On that note, there were two important exceptions to the three-prong test that I mentioned earlier when talking about AB5 in California.

One is the "one-off" exception - if someone is driving through town, does a workshop, leaves, and never comes back, that's an exception to the three-prong test.

And there’s also a “business to business” exception - if a business is using the service of another business, it’s technically also an exception to the test.

The takeaway is this: look at your jurisdiction and then recognize that all laws are always changing.
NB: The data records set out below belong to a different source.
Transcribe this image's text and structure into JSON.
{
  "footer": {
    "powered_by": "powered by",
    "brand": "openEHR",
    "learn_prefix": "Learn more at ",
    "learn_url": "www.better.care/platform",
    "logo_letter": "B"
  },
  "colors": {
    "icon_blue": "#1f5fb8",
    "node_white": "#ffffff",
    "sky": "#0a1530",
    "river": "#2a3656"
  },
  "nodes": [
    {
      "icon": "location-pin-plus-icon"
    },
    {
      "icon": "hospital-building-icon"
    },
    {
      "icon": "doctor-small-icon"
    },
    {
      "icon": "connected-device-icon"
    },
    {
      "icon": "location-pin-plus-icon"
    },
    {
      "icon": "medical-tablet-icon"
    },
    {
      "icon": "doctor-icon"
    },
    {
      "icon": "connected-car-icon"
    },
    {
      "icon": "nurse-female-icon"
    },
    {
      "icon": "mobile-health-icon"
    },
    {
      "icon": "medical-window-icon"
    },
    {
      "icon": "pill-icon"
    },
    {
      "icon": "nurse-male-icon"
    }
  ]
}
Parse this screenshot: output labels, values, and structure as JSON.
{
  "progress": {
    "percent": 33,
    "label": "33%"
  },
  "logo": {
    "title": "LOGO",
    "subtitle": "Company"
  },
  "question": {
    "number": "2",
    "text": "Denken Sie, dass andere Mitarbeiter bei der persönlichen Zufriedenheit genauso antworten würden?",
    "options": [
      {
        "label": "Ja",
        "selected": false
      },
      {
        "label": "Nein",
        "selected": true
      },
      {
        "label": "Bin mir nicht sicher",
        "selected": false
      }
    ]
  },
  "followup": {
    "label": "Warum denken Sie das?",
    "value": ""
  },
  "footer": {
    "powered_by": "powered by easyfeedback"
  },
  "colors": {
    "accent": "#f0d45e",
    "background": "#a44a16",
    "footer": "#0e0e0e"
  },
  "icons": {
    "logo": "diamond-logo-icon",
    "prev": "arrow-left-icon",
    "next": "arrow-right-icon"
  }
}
In California, we’re waiting for a major decision to be handed down that will clarify a lot of these things further.

Stay informed, stay involved, and hopefully, we'll find a resolution to this that makes sense for our industry!

If you would like to watch the video interview, click below.

Final Thoughts

Any time you make adaptations to your wellness offering, whether it’s to teach outside of the studio or adjust for safety due to COVID, you need to update your legal and insurance documents. This is to protect you and your clients. Being proactive in this sense will help you to manage your business better and be prepared for the post COVID industry that we're all looking to on the horizon.